Yes I want him. I want him so much right now my body is aching. However I can't bring myself to admit this to him or even myself.

"I need time, I am confused." His face changes his emotions hinting more towards anger than frustration.

"Is this about Gale? Do you want him?" I am shocked at the question but can understand his thinking.

I have no idea what to say. Do I want Gale? I close my eyes and try to picture Gale holding me instead of Peeta. I can't see his face, Peeta is all I see and all I want to see.

"Not like I want you but I can't hurt him. I won't hurt him." I try to read Peeta' s mind, I would give anything to know what he makes of this.

"Katniss do you want to marry me?" his words are slow like he is trying not to startle a wild animal.

"I need to marry you." It was the truth, if I didn't marry Peeta my life would fall apart.
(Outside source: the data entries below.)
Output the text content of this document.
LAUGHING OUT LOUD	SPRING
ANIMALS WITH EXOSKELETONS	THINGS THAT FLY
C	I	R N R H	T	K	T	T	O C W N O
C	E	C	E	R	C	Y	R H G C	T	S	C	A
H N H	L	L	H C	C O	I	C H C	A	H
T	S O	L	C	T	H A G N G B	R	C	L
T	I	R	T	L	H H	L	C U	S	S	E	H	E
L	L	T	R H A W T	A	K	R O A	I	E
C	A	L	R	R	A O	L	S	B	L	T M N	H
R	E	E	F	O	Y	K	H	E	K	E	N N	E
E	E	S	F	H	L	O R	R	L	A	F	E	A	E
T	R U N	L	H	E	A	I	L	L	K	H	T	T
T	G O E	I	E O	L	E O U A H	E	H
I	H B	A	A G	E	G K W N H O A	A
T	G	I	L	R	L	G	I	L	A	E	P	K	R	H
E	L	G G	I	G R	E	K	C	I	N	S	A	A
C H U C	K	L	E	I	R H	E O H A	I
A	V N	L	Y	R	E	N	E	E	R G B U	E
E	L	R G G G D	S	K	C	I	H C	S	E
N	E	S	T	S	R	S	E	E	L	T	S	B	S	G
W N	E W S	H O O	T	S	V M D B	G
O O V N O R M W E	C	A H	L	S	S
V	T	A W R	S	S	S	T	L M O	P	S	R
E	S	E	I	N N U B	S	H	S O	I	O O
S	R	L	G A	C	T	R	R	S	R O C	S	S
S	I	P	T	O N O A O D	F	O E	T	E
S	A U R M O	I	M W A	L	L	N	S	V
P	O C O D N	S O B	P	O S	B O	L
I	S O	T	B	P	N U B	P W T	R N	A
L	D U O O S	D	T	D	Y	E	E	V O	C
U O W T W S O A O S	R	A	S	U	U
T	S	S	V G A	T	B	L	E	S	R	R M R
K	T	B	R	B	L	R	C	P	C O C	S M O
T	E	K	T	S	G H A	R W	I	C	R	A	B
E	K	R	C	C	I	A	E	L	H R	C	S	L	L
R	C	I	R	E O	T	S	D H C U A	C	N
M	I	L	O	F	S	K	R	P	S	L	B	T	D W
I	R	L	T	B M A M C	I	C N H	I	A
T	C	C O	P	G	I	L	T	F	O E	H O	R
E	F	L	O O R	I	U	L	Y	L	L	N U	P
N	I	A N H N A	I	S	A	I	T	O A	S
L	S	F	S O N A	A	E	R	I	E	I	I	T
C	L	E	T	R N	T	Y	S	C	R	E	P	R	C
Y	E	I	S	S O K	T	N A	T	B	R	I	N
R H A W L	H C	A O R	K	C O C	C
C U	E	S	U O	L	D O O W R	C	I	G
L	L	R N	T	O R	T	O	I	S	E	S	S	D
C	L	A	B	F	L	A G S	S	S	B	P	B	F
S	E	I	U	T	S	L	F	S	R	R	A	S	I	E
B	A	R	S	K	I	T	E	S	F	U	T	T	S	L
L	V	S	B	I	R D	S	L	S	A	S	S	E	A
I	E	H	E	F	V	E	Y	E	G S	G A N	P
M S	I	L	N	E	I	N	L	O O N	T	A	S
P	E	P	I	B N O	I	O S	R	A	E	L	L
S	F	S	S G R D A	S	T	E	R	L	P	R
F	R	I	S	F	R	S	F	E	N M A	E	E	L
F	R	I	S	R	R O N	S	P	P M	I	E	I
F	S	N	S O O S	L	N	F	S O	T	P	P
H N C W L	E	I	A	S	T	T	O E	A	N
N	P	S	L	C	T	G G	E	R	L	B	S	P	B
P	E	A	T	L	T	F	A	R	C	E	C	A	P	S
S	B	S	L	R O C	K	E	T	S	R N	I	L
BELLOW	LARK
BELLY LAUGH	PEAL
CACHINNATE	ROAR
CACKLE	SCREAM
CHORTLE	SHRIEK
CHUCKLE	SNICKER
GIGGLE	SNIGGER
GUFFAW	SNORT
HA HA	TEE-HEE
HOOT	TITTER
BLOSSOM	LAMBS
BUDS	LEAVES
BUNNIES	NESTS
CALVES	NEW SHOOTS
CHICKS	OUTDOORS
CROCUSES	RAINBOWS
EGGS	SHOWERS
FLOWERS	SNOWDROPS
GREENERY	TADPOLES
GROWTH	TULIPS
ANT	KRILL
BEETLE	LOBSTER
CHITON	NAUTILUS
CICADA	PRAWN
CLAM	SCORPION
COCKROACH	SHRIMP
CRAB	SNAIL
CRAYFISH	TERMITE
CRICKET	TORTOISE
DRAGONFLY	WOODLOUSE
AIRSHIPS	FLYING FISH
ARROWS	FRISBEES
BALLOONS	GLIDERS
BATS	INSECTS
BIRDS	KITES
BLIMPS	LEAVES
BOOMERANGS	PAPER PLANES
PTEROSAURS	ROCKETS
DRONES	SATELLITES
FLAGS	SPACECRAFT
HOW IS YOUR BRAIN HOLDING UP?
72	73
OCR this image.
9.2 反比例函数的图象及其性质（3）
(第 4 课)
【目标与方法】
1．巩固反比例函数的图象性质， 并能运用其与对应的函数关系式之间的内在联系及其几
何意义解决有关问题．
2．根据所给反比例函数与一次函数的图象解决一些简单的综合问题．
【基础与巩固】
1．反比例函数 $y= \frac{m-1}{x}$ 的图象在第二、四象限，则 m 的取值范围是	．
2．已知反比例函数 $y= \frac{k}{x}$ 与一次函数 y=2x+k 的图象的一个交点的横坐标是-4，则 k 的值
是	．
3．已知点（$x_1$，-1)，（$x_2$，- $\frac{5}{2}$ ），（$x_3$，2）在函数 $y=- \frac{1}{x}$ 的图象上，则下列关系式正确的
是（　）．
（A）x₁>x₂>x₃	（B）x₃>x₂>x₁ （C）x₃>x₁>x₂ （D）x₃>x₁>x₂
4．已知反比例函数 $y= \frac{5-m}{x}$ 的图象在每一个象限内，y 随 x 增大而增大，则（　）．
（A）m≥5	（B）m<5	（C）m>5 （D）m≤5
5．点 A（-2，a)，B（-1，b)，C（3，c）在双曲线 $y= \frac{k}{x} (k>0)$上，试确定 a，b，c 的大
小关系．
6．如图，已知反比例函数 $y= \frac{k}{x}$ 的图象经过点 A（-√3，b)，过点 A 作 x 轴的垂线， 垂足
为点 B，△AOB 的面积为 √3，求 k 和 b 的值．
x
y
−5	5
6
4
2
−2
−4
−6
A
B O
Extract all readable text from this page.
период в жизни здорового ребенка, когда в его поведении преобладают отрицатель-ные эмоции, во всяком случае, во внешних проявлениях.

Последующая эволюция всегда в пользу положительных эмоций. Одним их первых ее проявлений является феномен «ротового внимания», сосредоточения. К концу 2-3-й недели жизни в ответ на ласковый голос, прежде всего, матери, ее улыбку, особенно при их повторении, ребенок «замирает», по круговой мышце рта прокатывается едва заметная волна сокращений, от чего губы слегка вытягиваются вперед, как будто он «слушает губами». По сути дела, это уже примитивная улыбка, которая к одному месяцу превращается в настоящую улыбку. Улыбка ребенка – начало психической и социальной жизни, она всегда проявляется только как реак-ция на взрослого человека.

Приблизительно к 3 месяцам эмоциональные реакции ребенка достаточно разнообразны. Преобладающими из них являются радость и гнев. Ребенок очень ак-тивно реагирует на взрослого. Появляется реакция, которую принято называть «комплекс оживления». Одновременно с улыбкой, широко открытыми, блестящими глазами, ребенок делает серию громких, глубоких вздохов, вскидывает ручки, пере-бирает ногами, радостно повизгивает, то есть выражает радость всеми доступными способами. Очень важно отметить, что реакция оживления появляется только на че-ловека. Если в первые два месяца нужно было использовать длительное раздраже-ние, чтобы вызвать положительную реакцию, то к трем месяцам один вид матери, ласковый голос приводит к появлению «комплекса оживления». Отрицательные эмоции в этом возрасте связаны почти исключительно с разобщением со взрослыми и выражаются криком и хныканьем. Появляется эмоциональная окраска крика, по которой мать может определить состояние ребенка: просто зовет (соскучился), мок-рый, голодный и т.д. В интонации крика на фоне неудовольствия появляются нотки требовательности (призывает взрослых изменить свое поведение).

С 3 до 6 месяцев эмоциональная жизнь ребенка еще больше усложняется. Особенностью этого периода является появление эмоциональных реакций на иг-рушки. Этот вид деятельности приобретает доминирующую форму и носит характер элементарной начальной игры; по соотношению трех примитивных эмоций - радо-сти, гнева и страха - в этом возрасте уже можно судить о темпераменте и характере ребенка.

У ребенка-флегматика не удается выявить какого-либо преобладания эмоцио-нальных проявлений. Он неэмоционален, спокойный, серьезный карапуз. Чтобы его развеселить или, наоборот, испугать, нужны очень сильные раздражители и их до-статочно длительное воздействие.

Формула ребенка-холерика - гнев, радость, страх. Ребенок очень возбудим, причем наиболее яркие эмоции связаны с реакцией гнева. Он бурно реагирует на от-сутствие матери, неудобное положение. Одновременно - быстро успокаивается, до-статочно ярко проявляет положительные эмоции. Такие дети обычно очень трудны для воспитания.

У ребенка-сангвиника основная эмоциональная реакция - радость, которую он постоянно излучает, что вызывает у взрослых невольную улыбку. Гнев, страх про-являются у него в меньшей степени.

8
Peeta stands and walks around the room. My eyes follow him trying to figure out what path his thoughts are on. It feels like hours go by before he turns back to me.

"Ok I have an idea." He looks at me trying to decide whether he should continue. "Its simple really, maybe too simple." He pauses again, "honesty."

"I don't get it" I really didn't and if he wanted honesty he was going to get it.

"We are the star crossed lovers from District 12?" he looks at me for an answer.

Confused I answer "Yes"

"No, that's what I mean. It's not real." Peeta was getting excited and I still didn't get it. He could obviously see this on my face so continued to try and explain.

"You enjoyed kissing me tonight. Is that real or not real?"

"Real," I keep my head down, hiding my face as I blush.

Peeta kneels before me tilting my face up to look at him "Honesty remember."

"Real" his eyes light up at my answer. "But what's the point in this?"

"The point is so we can have our own private relationship, just you and me." He is walking around the room again. "Ok our engagement is not real, heck the wedding is not going to be real so whenever something happens that feels too fast or because the Capitol has pushed us to do it, we just ask each other real or not real?"

I must still look confused because he asks me again. "I owe you my life, real or not real?"

"Not real." He looks disappointed so I add "not real, I couldn't have saved you if you hadn't saved me first. I would have starved long before the reaping, Prim too. I owed you my life first."

"You are driving me mad, do you want to do this?" he is already smiling he knows the answer.

"Yes but we take it slow."

Peeta is back to me and places a kiss on my lips. It is a sweet kiss not the lust filled kisses of earlier but still filled with so much emotion.